It was "furlough Friday." Roughly 5 percent of the federal workforce — 115,000 people at six major agencies — were told not to show up as the government dealt with sequester spending cuts.

The good news for many federal workers: a four-day Memorial Day weekend. The bad news: no pay for the day.

The across-the-board budget reductions, the result of Washington's failure to work out a long-term, deficit-cutting plan in November 2011, essentially shut down some government agencies, though it had a negligible impact on others.

The IRS, embroiled in a scandal over agents targeting tea party groups, got a day of quiet. Its offices were closed with more than 90,000 employees furloughed, on one of five days the agency plans to shut down this year to save money.

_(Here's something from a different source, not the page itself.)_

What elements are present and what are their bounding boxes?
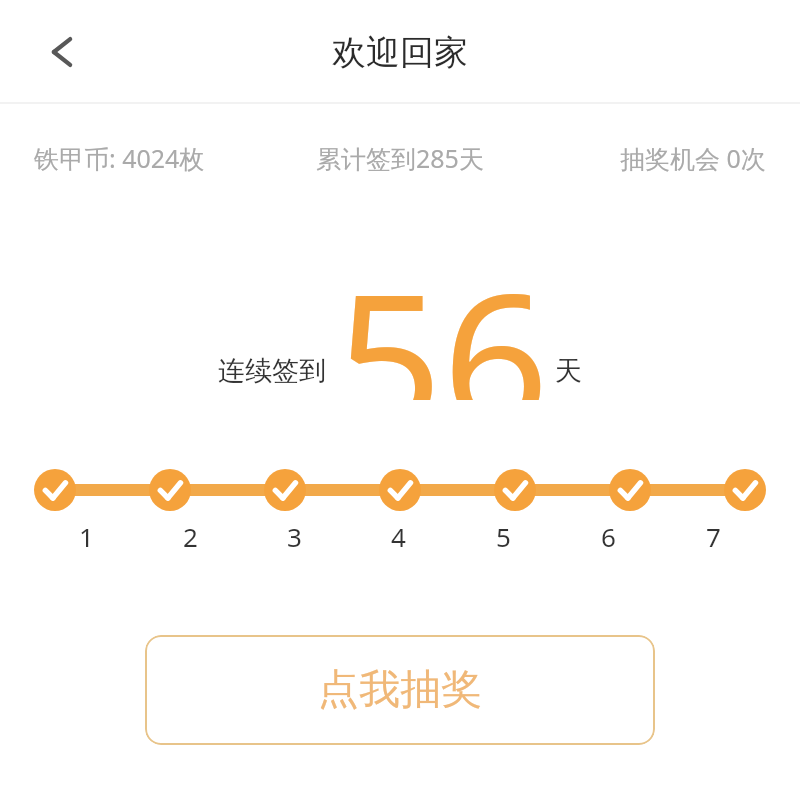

HUD furloughed nearly its entire staff of more than 8,400 employees, closed its headquarters in Washington and shut down about 80 field offices.

At the Labor Department, spokeswoman Elizabeth Alexander said 437 employees out of about 16,500 were furloughed. She said the layoffs were negotiated between supervisors and employees to have the least possible impact on the agency's operations.

Furloughs also hit the Environmental Protection Agency, the Office of Management and Budget and the Interior Department.

Congress did step in last month to undo furloughs for air traffic controllers after a week of coast-to-coast flight delays, and lawmakers have found money for meat inspectors.